Puisi: Sajak Beranak jadi Ibu (Karya Upita Agustine)

Puisi "Sajak Beranak jadi Ibu" menghadirkan gambaran yang kuat dan intim tentang perjalanan seorang perempuan dalam peran ibu. Dengan kata-kata ...
Sajak Beranak jadi Ibu


Sajak beranak tak bersajak
Sajak dari rahimku
Sajak kanak-kanak

Sajak beranak jadi ibu
Terbenam aku dalam rumah
Terbenam aku dalam langkah
Terbenam aku dalam sepi
Terbenam aku dalam dunia
Terbenam aku dalam hidup

Sajak jadi ibu
Tali meretas darah
Rasa meretas kasih
Budi meretas adat
Turunanku

Sajak jadi ibu
Meniti waktu
Pematang nasib
Turunanku

Sajak jadi ibu
Resah menetas sunyi
Sangsi diri di ujung
Turunanku

1986

Sumber: Nyanyian Anak Cucu (2000)

Analisis Puisi:
Puisi "Sajak Beranak jadi Ibu" karya Upita Agustine merangkum perjalanan seorang perempuan dalam peran sebagai ibu. Dengan penggunaan bahasa yang sederhana, namun sarat makna, puisi ini mengeksplorasi dimensi emosional dan pengorbanan yang terkandung dalam peran ibu.

Metafora Sajak sebagai Anak: Penggunaan kata-kata seperti "Sajak beranak tak bersajak" membuka puisi dengan metafora sajak sebagai anak. Ini dapat diartikan sebagai penciptaan karya-karya yang berasal dari pemikiran dan perasaan penulis, seperti anak-anak yang lahir dari ibu.

Pergeseran dari Kanak-Kanak ke Ibu: Puisi ini mencerminkan perjalanan dari "Sajak kanak-kanak" menjadi "Sajak beranak jadi ibu." Perubahan peran ini menandakan transformasi perempuan dari masa kanak-kanak hingga menjadi seorang ibu, dan sekaligus mengeksplorasi dinamika kompleks dari peran tersebut.

Terbenam dalam Berbagai Aspek Kehidupan: Ekspresi "Terbenam aku dalam rumah, langkah, sepi, dunia, hidup" merujuk pada imersi ibu dalam berbagai aspek kehidupan sehari-hari. Ia menggambarkan pengorbanan dan dedikasi seorang ibu yang sepenuhnya terlibat dalam tugas dan tanggung jawabnya.

Tali Meretas Darah, Rasa, dan Budi: Penggunaan metafora "Tali meretas darah, rasa, budi" menggambarkan keterikatan emosional antara ibu dan anak.

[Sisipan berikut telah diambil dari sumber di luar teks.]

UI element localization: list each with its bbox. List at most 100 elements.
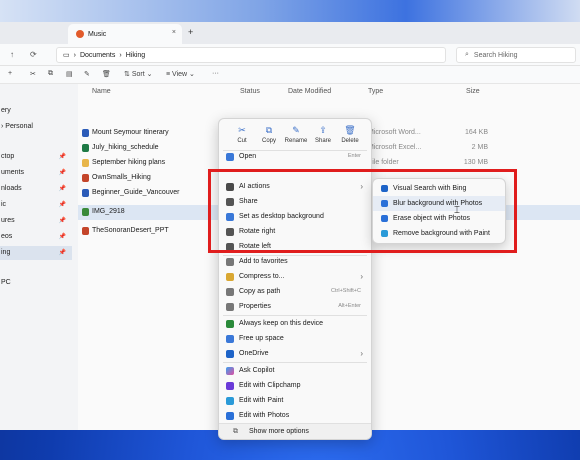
menu-label: Edit with Paint	[239, 397, 284, 404]
sort-button[interactable]: ⇅ Sort ⌄	[124, 70, 152, 78]
sidebar-item-this-pc[interactable]: PC	[0, 276, 72, 290]
file-size: 2 MB	[471, 144, 488, 151]
search-icon: ⌕	[465, 51, 469, 58]
menu-label: Free up space	[239, 335, 284, 342]
clipchamp-icon	[226, 382, 234, 390]
new-icon[interactable]: +	[8, 70, 12, 77]
close-tab-icon[interactable]: ×	[172, 29, 176, 36]
column-status[interactable]: Status	[240, 88, 260, 95]
rename-icon[interactable]: ✎	[84, 70, 90, 78]
menu-label: Share	[239, 198, 258, 205]
column-modified[interactable]: Date Modified	[288, 88, 331, 95]
menu-label: Compress to...	[239, 273, 285, 280]
more-options-icon[interactable]: ···	[212, 70, 219, 77]
sidebar-item-gallery[interactable]: ery	[0, 104, 72, 118]
sidebar-item-videos[interactable]: eos 📌	[0, 230, 72, 244]
star-icon	[226, 258, 234, 266]
menu-rotate-right[interactable]: Rotate right	[219, 224, 371, 239]
file-icon	[82, 189, 89, 197]
menu-edit-clipchamp[interactable]: Edit with Clipchamp	[219, 378, 371, 393]
cloud-icon	[226, 335, 234, 343]
sidebar-label: ctop	[1, 153, 15, 160]
copy-icon[interactable]: ⧉	[48, 70, 53, 78]
file-size: 130 MB	[463, 159, 488, 166]
column-name[interactable]: Name	[92, 88, 111, 95]
menu-compress[interactable]: Compress to... ›	[219, 269, 371, 284]
column-type[interactable]: Type	[368, 88, 383, 95]
shortcut-label: Ctrl+Shift+C	[331, 288, 361, 294]
menu-label: Properties	[239, 303, 271, 310]
sidebar-item-hiking[interactable]: ing 📌	[0, 246, 72, 260]
view-label: View	[172, 71, 188, 78]
cut-icon[interactable]: ✂	[30, 70, 36, 78]
menu-label: Edit with Clipchamp	[239, 382, 301, 389]
menu-label: Rotate right	[239, 228, 276, 235]
column-size[interactable]: Size	[466, 88, 480, 95]
ai-sparkle-icon	[226, 183, 234, 191]
delete-action[interactable]: 🗑 Delete	[338, 125, 362, 144]
share-icon: ⇪	[319, 125, 327, 135]
menu-copy-path[interactable]: Copy as path Ctrl+Shift+C	[219, 284, 371, 299]
computer-icon: ▭	[63, 52, 70, 59]
chevron-right-icon: ›	[360, 182, 363, 191]
menu-edit-photos[interactable]: Edit with Photos	[219, 408, 371, 423]
sidebar-item-documents[interactable]: uments 📌	[0, 166, 72, 180]
sidebar-item-pictures[interactable]: ures 📌	[0, 214, 72, 228]
onedrive-icon	[226, 350, 234, 358]
open-icon	[226, 153, 234, 161]
tab-music[interactable]: Music ×	[68, 24, 182, 44]
menu-ask-copilot[interactable]: Ask Copilot	[219, 363, 371, 378]
desktop-wallpaper	[0, 0, 580, 22]
delete-label: Delete	[341, 138, 359, 144]
paste-icon[interactable]: ▤	[66, 70, 73, 78]
menu-add-favorites[interactable]: Add to favorites	[219, 254, 371, 269]
photos-icon	[381, 200, 388, 207]
rename-action[interactable]: ✎ Rename	[284, 125, 308, 144]
search-input[interactable]: ⌕ Search Hiking	[456, 47, 576, 63]
rename-label: Rename	[284, 138, 308, 144]
menu-properties[interactable]: Properties Alt+Enter	[219, 299, 371, 314]
sidebar-item-onedrive-personal[interactable]: › Personal	[0, 120, 72, 134]
rotate-right-icon	[226, 228, 234, 236]
sidebar-item-desktop[interactable]: ctop 📌	[0, 150, 72, 164]
menu-label: OneDrive	[239, 350, 269, 357]
menu-free-space[interactable]: Free up space	[219, 331, 371, 346]
menu-edit-paint[interactable]: Edit with Paint	[219, 393, 371, 408]
submenu-erase-object[interactable]: Erase object with Photos	[373, 211, 505, 226]
paint-icon	[381, 230, 388, 237]
view-button[interactable]: ≡ View ⌄	[166, 70, 195, 78]
submenu-visual-search[interactable]: Visual Search with Bing	[373, 181, 505, 196]
copy-label: Copy	[261, 138, 276, 144]
menu-onedrive[interactable]: OneDrive ›	[219, 346, 371, 361]
address-bar-row: ↑ ⟳ ▭ › Documents › Hiking ⌕ Search Hiki…	[0, 44, 580, 66]
breadcrumb-sep: ›	[119, 51, 122, 59]
breadcrumb-documents[interactable]: Documents	[80, 52, 115, 59]
refresh-icon[interactable]: ⟳	[30, 50, 37, 59]
menu-ai-actions[interactable]: AI actions ›	[219, 179, 371, 194]
submenu-blur-background[interactable]: Blur background with Photos	[373, 196, 505, 211]
copy-action[interactable]: ⧉ Copy	[257, 125, 281, 144]
share-action[interactable]: ⇪ Share	[311, 125, 335, 144]
new-tab-button[interactable]: +	[188, 27, 193, 37]
breadcrumb[interactable]: ▭ › Documents › Hiking	[56, 47, 446, 63]
pin-icon: 📌	[58, 170, 66, 176]
file-icon	[82, 159, 89, 167]
pin-icon: 📌	[58, 186, 66, 192]
pin-icon: 📌	[58, 250, 66, 256]
up-arrow-icon[interactable]: ↑	[10, 50, 14, 59]
sidebar-item-music[interactable]: ic 📌	[0, 198, 72, 212]
sidebar-label: eos	[1, 233, 13, 240]
delete-icon[interactable]: 🗑	[102, 70, 111, 78]
menu-share[interactable]: Share	[219, 194, 371, 209]
menu-rotate-left[interactable]: Rotate left	[219, 239, 371, 254]
sidebar-label: ery	[1, 107, 11, 114]
menu-keep-device[interactable]: Always keep on this device	[219, 316, 371, 331]
cut-action[interactable]: ✂ Cut	[230, 125, 254, 144]
menu-set-background[interactable]: Set as desktop background	[219, 209, 371, 224]
menu-open[interactable]: Open Enter	[219, 149, 371, 164]
photos-icon	[226, 412, 234, 420]
sidebar-item-downloads[interactable]: nloads 📌	[0, 182, 72, 196]
submenu-remove-background[interactable]: Remove background with Paint	[373, 226, 505, 241]
breadcrumb-hiking[interactable]: Hiking	[126, 52, 145, 59]
tab-title: Music	[88, 30, 107, 38]
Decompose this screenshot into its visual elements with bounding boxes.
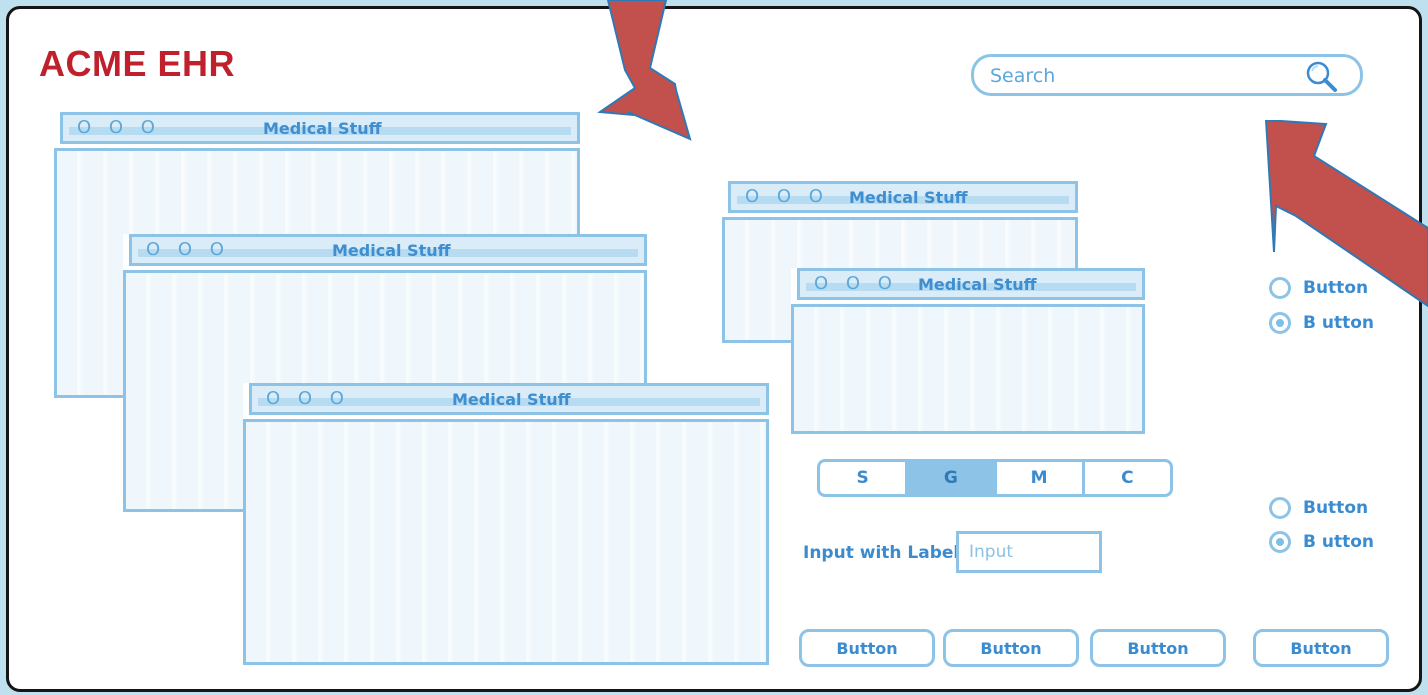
window-content — [243, 419, 769, 665]
button-4[interactable]: Button — [1253, 629, 1389, 667]
segmented-control[interactable]: S G M C — [817, 459, 1173, 497]
window-controls-icon[interactable]: O O O — [77, 117, 161, 138]
window-controls-icon[interactable]: O O O — [266, 388, 350, 409]
window-medical-3: O O O Medical Stuff — [243, 383, 769, 665]
radio-label: B utton — [1303, 532, 1375, 552]
window-controls-icon[interactable]: O O O — [814, 273, 898, 294]
window-titlebar[interactable]: O O O Medical Stuff — [797, 268, 1145, 300]
button-1[interactable]: Button — [799, 629, 935, 667]
button-2[interactable]: Button — [943, 629, 1079, 667]
window-title: Medical Stuff — [332, 241, 451, 260]
arrow-down-icon — [597, 0, 692, 141]
search-input[interactable] — [990, 63, 1290, 89]
radio-option[interactable]: Button — [1269, 497, 1368, 519]
window-controls-icon[interactable]: O O O — [146, 239, 230, 260]
radio-button[interactable] — [1269, 531, 1291, 553]
window-titlebar[interactable]: O O O Medical Stuff — [728, 181, 1078, 213]
brand-title: ACME EHR — [39, 43, 236, 84]
labeled-input[interactable] — [956, 531, 1102, 573]
window-titlebar[interactable]: O O O Medical Stuff — [249, 383, 769, 415]
input-label: Input with Label: — [803, 543, 967, 563]
segment-c[interactable]: C — [1085, 462, 1170, 494]
button-3[interactable]: Button — [1090, 629, 1226, 667]
segment-g[interactable]: G — [908, 462, 997, 494]
radio-button[interactable] — [1269, 497, 1291, 519]
arrow-up-left-icon — [1264, 120, 1428, 308]
window-controls-icon[interactable]: O O O — [745, 186, 829, 207]
window-content — [791, 304, 1145, 434]
window-medical-5: O O O Medical Stuff — [791, 268, 1145, 434]
radio-label: Button — [1303, 498, 1369, 518]
segment-m[interactable]: M — [997, 462, 1085, 494]
window-title: Medical Stuff — [263, 119, 382, 138]
segment-s[interactable]: S — [820, 462, 909, 494]
window-title: Medical Stuff — [918, 275, 1037, 294]
radio-option[interactable]: B utton — [1269, 531, 1374, 553]
window-title: Medical Stuff — [452, 390, 571, 409]
window-title: Medical Stuff — [849, 188, 968, 207]
search-box[interactable] — [971, 54, 1363, 96]
search-icon[interactable] — [1304, 59, 1338, 93]
window-titlebar[interactable]: O O O Medical Stuff — [129, 234, 647, 266]
window-titlebar[interactable]: O O O Medical Stuff — [60, 112, 580, 144]
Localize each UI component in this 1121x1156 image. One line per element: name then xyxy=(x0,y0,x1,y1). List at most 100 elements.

Ini mencerminkan hubungan yang erat dan mendalam yang terbentuk melalui keturunan, perasaan, dan nilai-nilai moral yang diwariskan dari generasi ke generasi.

Meniti Waktu dan Pematang Nasib: Frasa "Meniti waktu" dan "Pematang nasib" menciptakan citra perjalanan hidup yang panjang dan penuh tantangan. Ibunya menciptakan jalannya sendiri dalam hidup, menyeimbangkan antara waktu dan nasib, seiring dengan tanggung jawab sebagai seorang ibu.

Resah dan Sangsi di Ujung: Penggambaran "Resah menetas sunyi" dan "Sangsi diri di ujung" menciptakan perasaan keragu-raguan dan kegelisahan yang mungkin dirasakan oleh seorang ibu. Meskipun memilih peran ibu dengan penuh cinta, ada momen-momen ketidakpastian dan kekhawatiran.

Kesimpulan Reflektif tentang "Turunanku": Akhir puisi yang menekankan kata "Turunanku" merangkum pengalaman seorang ibu sebagai warisan yang terus berlanjut melalui keturunannya. Ini menciptakan gambaran siklus kehidupan yang terus berputar, dengan nilai-nilai dan cinta yang ditransmisikan dari satu generasi ke generasi berikutnya.

Puisi "Sajak Beranak jadi Ibu" menghadirkan gambaran yang kuat dan intim tentang perjalanan seorang perempuan dalam peran ibu. Dengan kata-kata yang sederhana namun dalam, puisi ini memperlihatkan kompleksitas dan keindahan peran seorang ibu dalam kehidupan sehari-hari serta kedalaman hubungan antara ibu dan anak.

Upita Agustine
Puisi: Sajak Beranak jadi Ibu
Karya: Upita Agustine

Biodata Upita Agustine:
  • Prof. Dr. Ir. Raudha Thaib, M.P., (nama lengkap Puti Reno Raudhatul Jannah Thaib atau nama pena Upita Agustine) lahir pada tanggal 31 Agustus 1947 di Pagaruyung, Tanah Datar, Sumatra Barat.